Ukrainian Defense Minister Rustem Umerov said that an internal audit of the ministry he heads found financial violations over the last four months worth 10 billion hryvnia—in the Ukrainian currency—or $260 million, as he vowed that authorities would “respond harshly to all cases.”

He said that reports about arrests and criminal charges are among changes to how the ministry operates “that will be noticed more and more frequently.”

Ukraine has applied to join the European Union and is particularly sensitive to claims of corruption especially given the wrangle on both sides of the Atlantic over its allies’ continued financial aid to fight Russia.

In September, Ukrainian President Volodymyr Zelensky appointed Umerov following the resignation of Oleksii Reznikov after scandals involving inflated prices for food supplies and low-quality military jackets for troops fighting against Russia.

Ukraine’s Minister of Defense Rustem Umerov on December 12, 2023 in Kyiv, Ukraine. He has said that a clampdown on corruption in Ukraine’s military has found $260 million worth of violations.
Yan Dobronosov/Getty Images

Reznikov was not personally implicated in the claims but admitted in his resignation letter he had not effectively dealt with the scandals and that they were bad PR domestically.

In August 2023, Zelensky fired the heads of regional military recruitment centers who allegedly took bribes from those looking to avoid fighting and said that increased transparency in defense procurement would be one of Umerov’s tasks.

Umerov wrote in a Facebook post on Monday his Defense Ministry had been working with law enforcement agencies “to clean the system from unscrupulous participants—inside the institution and outside.”

He said that over the past month, the ministry had saved 3.5 billion hryvnia ($91 million) on purchases of non-lethal equipment. The ministry has also worked with Ukraine’s State Security Service (SBU) to eliminate a corruption scheme for the purchase of ammunition worth 1.5 billion hryvnia ($39 million).
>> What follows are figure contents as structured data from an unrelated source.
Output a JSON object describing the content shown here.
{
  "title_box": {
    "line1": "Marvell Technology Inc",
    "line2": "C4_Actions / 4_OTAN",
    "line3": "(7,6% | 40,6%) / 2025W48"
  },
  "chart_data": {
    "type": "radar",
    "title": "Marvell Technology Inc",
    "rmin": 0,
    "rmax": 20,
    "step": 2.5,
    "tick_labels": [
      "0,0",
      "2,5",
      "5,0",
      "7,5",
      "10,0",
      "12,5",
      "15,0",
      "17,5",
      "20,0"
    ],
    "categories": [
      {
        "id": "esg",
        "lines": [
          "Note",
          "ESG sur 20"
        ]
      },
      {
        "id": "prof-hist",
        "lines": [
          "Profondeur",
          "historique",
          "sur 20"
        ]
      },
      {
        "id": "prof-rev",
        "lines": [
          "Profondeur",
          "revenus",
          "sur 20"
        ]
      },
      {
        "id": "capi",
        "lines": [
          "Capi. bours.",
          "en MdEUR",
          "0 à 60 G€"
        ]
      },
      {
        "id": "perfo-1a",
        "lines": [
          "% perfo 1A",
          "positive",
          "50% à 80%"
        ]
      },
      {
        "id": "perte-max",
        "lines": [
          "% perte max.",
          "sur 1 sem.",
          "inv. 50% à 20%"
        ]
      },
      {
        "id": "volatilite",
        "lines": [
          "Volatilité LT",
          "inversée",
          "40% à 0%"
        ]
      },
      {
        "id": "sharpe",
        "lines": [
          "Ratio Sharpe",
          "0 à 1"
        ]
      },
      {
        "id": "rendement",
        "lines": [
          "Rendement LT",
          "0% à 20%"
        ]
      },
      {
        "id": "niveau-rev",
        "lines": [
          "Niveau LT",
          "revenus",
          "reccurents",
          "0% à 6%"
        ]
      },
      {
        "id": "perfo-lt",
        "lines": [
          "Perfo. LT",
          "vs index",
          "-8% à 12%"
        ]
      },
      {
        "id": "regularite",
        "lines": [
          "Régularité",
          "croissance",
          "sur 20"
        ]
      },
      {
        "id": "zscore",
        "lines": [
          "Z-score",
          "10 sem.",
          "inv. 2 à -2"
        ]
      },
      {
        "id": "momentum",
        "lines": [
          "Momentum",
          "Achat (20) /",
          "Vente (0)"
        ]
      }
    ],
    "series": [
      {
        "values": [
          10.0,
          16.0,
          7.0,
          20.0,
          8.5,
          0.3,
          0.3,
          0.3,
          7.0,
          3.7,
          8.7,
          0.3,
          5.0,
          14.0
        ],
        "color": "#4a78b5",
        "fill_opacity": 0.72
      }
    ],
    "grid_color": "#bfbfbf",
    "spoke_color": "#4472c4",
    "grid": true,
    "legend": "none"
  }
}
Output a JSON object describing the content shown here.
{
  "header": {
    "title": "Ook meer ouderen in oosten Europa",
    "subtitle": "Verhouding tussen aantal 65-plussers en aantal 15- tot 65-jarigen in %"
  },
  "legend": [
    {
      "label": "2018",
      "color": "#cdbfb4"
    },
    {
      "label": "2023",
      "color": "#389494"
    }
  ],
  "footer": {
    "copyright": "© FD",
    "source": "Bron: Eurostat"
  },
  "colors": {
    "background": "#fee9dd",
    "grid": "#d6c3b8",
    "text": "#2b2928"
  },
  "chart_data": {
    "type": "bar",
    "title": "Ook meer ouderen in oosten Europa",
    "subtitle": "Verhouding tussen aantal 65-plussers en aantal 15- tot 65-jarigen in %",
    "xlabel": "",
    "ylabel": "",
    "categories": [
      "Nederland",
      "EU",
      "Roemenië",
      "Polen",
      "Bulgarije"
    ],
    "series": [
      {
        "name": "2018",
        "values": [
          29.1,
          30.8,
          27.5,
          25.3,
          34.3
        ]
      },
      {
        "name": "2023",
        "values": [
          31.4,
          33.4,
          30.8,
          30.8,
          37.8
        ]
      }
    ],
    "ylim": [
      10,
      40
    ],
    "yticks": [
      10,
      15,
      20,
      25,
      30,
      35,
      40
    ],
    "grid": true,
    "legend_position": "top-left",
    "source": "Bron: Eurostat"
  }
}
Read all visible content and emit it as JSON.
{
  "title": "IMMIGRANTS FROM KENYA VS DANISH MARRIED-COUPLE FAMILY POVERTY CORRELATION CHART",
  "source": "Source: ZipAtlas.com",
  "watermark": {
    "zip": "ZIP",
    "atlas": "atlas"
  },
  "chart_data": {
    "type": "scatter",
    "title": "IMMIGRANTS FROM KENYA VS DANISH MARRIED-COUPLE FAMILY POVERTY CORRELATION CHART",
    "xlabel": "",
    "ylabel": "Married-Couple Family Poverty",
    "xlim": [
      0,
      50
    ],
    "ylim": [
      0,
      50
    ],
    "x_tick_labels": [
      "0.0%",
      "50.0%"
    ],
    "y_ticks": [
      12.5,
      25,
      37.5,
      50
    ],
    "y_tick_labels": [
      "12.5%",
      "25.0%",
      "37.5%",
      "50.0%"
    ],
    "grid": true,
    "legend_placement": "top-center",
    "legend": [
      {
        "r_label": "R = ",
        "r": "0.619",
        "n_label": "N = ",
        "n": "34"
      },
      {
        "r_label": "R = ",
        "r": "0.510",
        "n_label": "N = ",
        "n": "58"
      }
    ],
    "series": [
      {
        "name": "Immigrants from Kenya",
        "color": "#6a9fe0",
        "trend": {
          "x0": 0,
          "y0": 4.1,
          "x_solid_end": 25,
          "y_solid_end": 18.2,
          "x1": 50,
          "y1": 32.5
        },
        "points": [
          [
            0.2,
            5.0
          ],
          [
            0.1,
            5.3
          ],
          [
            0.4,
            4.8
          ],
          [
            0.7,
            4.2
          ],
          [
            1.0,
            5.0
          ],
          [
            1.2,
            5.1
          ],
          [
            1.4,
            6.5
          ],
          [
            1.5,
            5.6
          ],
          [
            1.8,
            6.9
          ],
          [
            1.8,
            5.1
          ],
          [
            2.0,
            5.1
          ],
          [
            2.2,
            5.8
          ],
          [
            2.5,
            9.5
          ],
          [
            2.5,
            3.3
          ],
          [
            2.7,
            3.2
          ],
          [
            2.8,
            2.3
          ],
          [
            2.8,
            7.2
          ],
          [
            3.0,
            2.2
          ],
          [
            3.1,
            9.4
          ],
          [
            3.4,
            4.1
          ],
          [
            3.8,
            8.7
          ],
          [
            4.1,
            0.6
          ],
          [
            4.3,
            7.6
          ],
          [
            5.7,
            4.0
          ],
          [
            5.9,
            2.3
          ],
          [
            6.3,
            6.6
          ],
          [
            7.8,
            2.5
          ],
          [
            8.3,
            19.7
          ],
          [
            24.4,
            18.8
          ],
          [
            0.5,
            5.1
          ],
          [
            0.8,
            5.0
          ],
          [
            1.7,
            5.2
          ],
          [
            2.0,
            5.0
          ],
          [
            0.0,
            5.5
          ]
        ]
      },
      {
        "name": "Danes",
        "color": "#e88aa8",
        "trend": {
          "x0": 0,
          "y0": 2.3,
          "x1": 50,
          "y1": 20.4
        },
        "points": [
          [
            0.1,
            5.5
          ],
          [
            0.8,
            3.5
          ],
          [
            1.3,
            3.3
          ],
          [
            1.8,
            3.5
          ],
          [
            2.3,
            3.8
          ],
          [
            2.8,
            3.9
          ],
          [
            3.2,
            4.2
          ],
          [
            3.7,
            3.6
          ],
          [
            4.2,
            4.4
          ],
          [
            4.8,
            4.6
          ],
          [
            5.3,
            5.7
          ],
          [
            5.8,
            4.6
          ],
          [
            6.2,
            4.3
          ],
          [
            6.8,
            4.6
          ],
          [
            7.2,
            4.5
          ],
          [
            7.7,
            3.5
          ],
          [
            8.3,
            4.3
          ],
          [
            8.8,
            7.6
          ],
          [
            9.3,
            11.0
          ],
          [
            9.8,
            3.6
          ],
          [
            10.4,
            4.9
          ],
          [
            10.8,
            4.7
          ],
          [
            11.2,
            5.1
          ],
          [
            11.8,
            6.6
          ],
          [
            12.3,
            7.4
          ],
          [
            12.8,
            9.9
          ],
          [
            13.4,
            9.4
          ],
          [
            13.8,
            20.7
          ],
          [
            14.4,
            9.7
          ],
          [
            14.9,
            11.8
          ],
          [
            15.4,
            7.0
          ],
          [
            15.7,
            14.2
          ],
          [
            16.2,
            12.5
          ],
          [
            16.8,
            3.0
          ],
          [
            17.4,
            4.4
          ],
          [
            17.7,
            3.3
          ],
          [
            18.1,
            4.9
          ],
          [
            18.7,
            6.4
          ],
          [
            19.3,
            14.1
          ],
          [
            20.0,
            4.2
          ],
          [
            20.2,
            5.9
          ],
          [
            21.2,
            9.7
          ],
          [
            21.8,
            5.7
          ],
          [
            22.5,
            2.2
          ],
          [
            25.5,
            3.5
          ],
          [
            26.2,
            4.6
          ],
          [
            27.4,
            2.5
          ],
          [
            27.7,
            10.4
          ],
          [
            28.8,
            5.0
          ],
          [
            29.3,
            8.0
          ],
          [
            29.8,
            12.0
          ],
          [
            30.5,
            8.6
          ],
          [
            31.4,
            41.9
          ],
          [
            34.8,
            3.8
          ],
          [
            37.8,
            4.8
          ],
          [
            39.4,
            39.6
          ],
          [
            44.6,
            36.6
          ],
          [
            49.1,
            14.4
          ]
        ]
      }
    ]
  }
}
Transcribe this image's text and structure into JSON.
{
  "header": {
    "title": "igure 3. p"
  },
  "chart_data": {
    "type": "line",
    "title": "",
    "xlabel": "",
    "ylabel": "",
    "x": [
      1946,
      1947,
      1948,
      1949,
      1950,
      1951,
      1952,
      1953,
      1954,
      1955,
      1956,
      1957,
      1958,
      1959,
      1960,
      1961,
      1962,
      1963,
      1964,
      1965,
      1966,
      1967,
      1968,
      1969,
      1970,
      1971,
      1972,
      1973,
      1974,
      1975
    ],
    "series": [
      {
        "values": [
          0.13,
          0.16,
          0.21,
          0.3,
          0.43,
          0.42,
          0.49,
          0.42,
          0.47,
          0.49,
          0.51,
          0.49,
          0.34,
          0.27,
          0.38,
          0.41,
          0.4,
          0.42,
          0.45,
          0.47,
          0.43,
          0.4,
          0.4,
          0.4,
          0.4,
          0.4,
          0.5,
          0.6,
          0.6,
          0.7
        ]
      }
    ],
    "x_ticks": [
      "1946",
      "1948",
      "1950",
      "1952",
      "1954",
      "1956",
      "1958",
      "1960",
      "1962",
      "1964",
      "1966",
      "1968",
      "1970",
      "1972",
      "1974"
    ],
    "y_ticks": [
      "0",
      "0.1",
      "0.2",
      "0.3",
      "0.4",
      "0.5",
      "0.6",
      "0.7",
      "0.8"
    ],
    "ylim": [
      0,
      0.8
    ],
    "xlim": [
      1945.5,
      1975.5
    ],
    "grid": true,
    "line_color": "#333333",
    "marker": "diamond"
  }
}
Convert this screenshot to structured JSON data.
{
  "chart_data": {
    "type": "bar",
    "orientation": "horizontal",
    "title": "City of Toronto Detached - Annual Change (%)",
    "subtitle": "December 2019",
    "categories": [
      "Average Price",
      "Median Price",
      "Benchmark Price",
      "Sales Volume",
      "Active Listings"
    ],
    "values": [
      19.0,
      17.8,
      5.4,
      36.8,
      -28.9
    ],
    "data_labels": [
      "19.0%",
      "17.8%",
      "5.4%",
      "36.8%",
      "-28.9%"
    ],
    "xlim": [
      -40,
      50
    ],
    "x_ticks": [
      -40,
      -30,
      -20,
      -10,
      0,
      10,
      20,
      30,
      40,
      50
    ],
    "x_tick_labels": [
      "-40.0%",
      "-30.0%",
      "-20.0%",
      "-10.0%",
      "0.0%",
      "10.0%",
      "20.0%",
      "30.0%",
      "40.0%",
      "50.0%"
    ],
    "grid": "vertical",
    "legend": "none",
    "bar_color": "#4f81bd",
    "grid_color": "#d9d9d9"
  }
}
Ukraine is looking at implementing a procurement program in line with NATO standards “to ensure the continued delivery of weapons and non-lethal supplies to the Armed Forces.”

“From now on, the Ministry of Defense sets the rules of the game, forms policies, controls the bids,” added Umerov, whose office Newsweek has contacted for comment.

It comes amid reports in Ukrainian media that Lviv businessman Ihor Hrynkevych was detained while allegedly trying to offer a $500,000 bribe to a State Bureau of Investigations official to return his companies’ property seized in a probe.

Hrynkevych’s companies are being investigated on army procurement violations with the State Bureau of Investigations finding only two out of 23 contracts to supply clothes for the military had been fulfilled, The Kyiv Independent reported.